I tried interviewing a character and writing a job application for another. I wasn’t happy with the results. Now, I let my characters reveal their personal and emotional histories to me slowly as they move through settings and react to them. I leave that process to my subconscious and let the characters talk/think about what they see. I hear their opinions and come to understand their hopes and heartaches. In a similar vein, I tried writing a story set on Nora’s sixteenth birthday. I got a slice of her messed-up early life and the vignette didn’t work as story. But it did provide her with memories that became the flashbacks I used in Open the Door.
You have currently written five legal thriller novels, of which OPEN THE DOOR is the most recent in the series. How difficult, or easy, do you find it to keep coming up with plots, characters, and endings?
The justice system is so badly broken, coming up with a plot is not difficult. I snoop around until a detail sparks my interest. The first book was based loosely on a Death Row appeals case described by Raymond Bonner in Anatomy of Injustice: A Murder Case Gone Wrong. He wrote about a real-life appeals lawyer who shares a first name with me. I was amazed that the other Diana had spent two years in prison before going to law school. To explore how that unusual background could help someone be a better lawyer, I created Nora. By the third book, I was ready to move Nora away from DNA evidence and defending underdogs. For inspiration, I drew on the Justice Department prosecution of New Orleans police officers for shooting civilians in the aftermath of Hurricane Katrina. I forced Nora to mount an appeal for an imprisoned cop.
You live in Denmark now. Have any of your novels been translated and available in other countries?
My agent sold foreign rights to my first two international thrillers to publishers in Japan, Belgium, and Estonia. The rights reverted to me and when I was studying Danish in 2001 my “student project” required me to approach editors at three Danish publishers and flog my books. I struggled through interviews in Danish and met some kind women but made no sales.

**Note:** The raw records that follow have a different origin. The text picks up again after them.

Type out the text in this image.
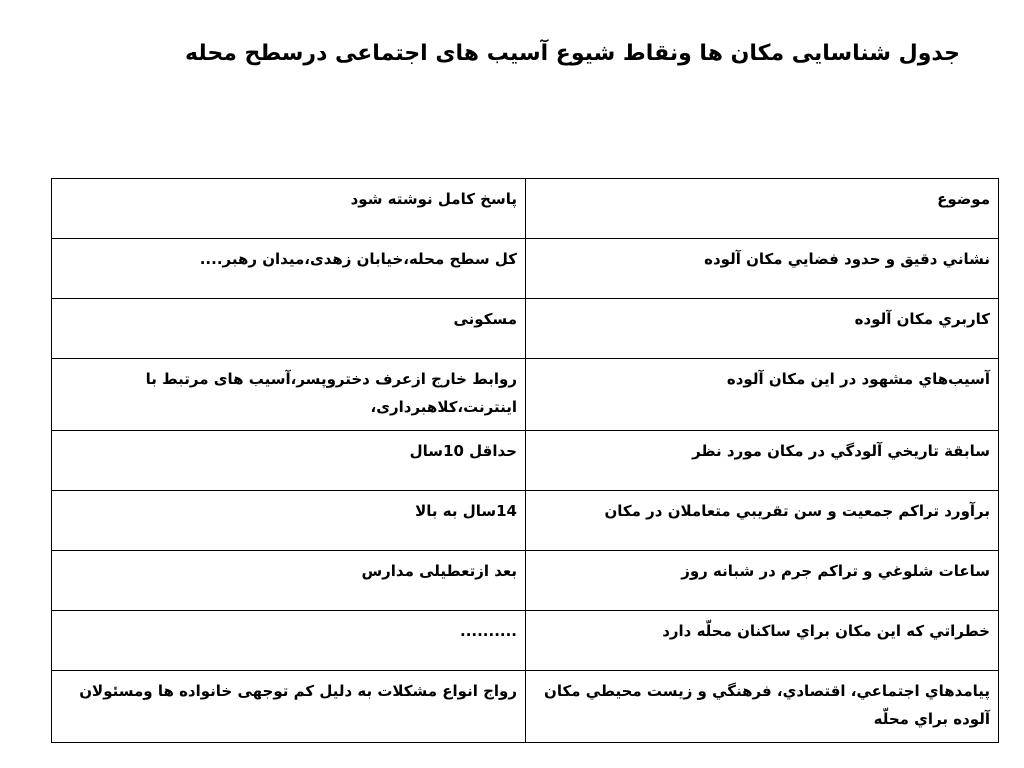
جدول شناسایی مکان ها ونقاط شیوع آسیب های اجتماعی درسطح محله
موضوع	پاسخ کامل نوشته شود
نشاني دقيق و حدود فضايي مكان آلوده	کل سطح محله،خیابان زهدی،میدان رهبر....
كاربري مكان آلوده	مسکونی
آسيب‌هاي مشهود در اين مكان آلوده	روابط خارج ازعرف دخترو‌پسر،آسیب های مرتبط با اینترنت،کلاهبرداری،
سابقة تاريخي آلودگي در مكان مورد نظر	حداقل 10سال
برآورد تراكم جمعيت و سن تقريبي متعاملان در مكان	14سال به بالا
ساعات شلوغي و تراكم جرم در شبانه روز	بعد ازتعطیلی مدارس
خطراتي كه اين مكان براي ساكنان محلّه دارد	..........
پيامدهاي اجتماعي، اقتصادي، فرهنگي و زيست محيطي مكان آلوده براي محلّه	رواج انواع مشکلات به دلیل کم توجهی خانواده ها ومسئولان
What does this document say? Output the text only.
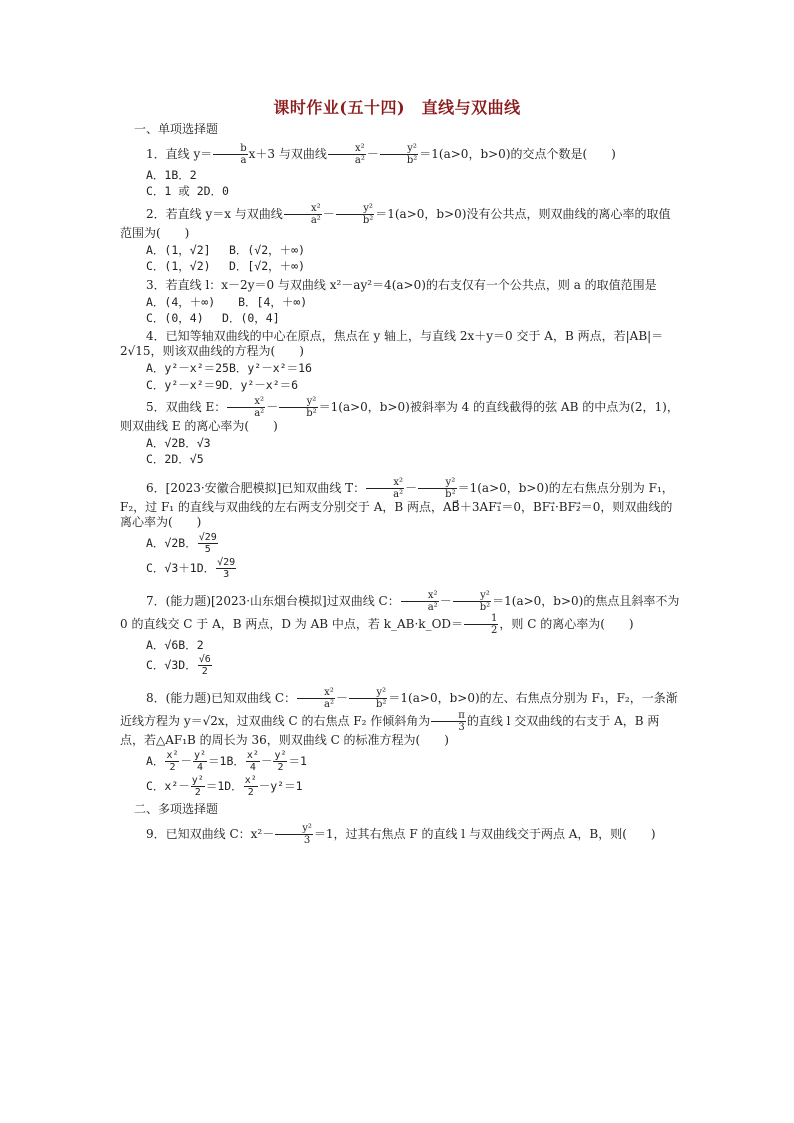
课时作业(五十四)　直线与双曲线
一、单项选择题

1．直线 $y= \frac{b}{a} x+3$ 与双曲线 $\frac{\text{x²}}{\text{a²}} - \frac{\text{y²}}{\text{b²}} =1(a>0$，b>0)的交点个数是(　　)

A．1B．2
C．1 或 2D．0

2．若直线 y＝x 与双曲线 $\frac{\text{x²}}{\text{a²}} - \frac{\text{y²}}{\text{b²}} =1(a>0$，b>0)没有公共点，则双曲线的离心率的取值范围为(　　)

A．(1，√2]　 B．(√2，＋∞)
C．(1，√2)　 D．[√2，＋∞)

3．若直线 l：x－2y＝0 与双曲线 x²－ay²＝4(a>0)的右支仅有一个公共点，则 a 的取值范围是

A．(4，＋∞)　　B．[4，＋∞)
C．(0，4)　 D．(0，4]

4．已知等轴双曲线的中心在原点，焦点在 y 轴上，与直线 2x＋y＝0 交于 A，B 两点，若|AB|＝2√15，则该双曲线的方程为(　　)

A．y²－x²＝25B．y²－x²＝16
C．y²－x²＝9D．y²－x²＝6

5．双曲线 E： $\frac{\text{x²}}{\text{a²}} - \frac{\text{y²}}{\text{b²}} =1(a>0$，b>0)被斜率为 4 的直线截得的弦 AB 的中点为(2，1)，则双曲线 E 的离心率为(　　)

A．√2B．√3
C．2D．√5

6．[2023·安徽合肥模拟]已知双曲线 T： $\frac{\text{x²}}{\text{a²}} - \frac{\text{y²}}{\text{b²}} =1(a>0$，b>0)的左右焦点分别为 F₁，F₂，过 F₁ 的直线与双曲线的左右两支分别交于 A，B 两点，AB⃗＋3AF₁⃗＝0，BF₁⃗·BF₂⃗＝0，则双曲线的离心率为(　　)

A．√2B． $\frac{√29}{5}$
C．√3＋1D． $\frac{√29}{3}$

7．(能力题)[2023·山东烟台模拟]过双曲线 C： $\frac{\text{x²}}{\text{a²}} - \frac{\text{y²}}{\text{b²}} =1(a>0$，b>0)的焦点且斜率不为 0 的直线交 C 于 A，B 两点，D 为 AB 中点，若 k_AB·k_OD＝ $\frac{1}{2}$ ，则 C 的离心率为(　　)

A．√6B．2
C．√3D． $\frac{√6}{2}$

8．(能力题)已知双曲线 C： $\frac{\text{x²}}{\text{a²}} - \frac{\text{y²}}{\text{b²}} =1(a>0$，b>0)的左、右焦点分别为 F₁，F₂，一条渐近线方程为 y＝√2x，过双曲线 C 的右焦点 F₂ 作倾斜角为 $\frac{\pi}{3}$ 的直线 l 交双曲线的右支于 A，B 两点，若△AF₁B 的周长为 36，则双曲线 C 的标准方程为(　　)

A． $\frac{\text{x²}}{2} - \frac{\text{y²}}{4} =1B$． $\frac{\text{x²}}{4} - \frac{\text{y²}}{2} =1$
C．$x^2- \frac{\text{y²}}{2} =1D$． $\frac{\text{x²}}{2} -y^2=1$
二、多项选择题

9．已知双曲线 C：$x^2- \frac{\text{y²}}{3} =1$，过其右焦点 F 的直线 l 与双曲线交于两点 A，B，则(　　)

Diana was born in Oregon when it was not a trendy place. She fled at age eighteen and earned her living as a long-haul trucker, beef farmer, youth worker, beer taster, and hot/cold war diplomat. Those adventures took place in 48 states, two Canadian provinces, El Salvador, and Poland.
After she gathered enough novel material, she moved to Denmark to write fulltime. She is best known for her legal thrillers which are set in Spokane and her spy thrillers which are not.
Diana lives in the Danish countryside with her husband Mogens Pedersen. She’s also written and published many short stories. “Con Artist in Copenhagen” is the newest.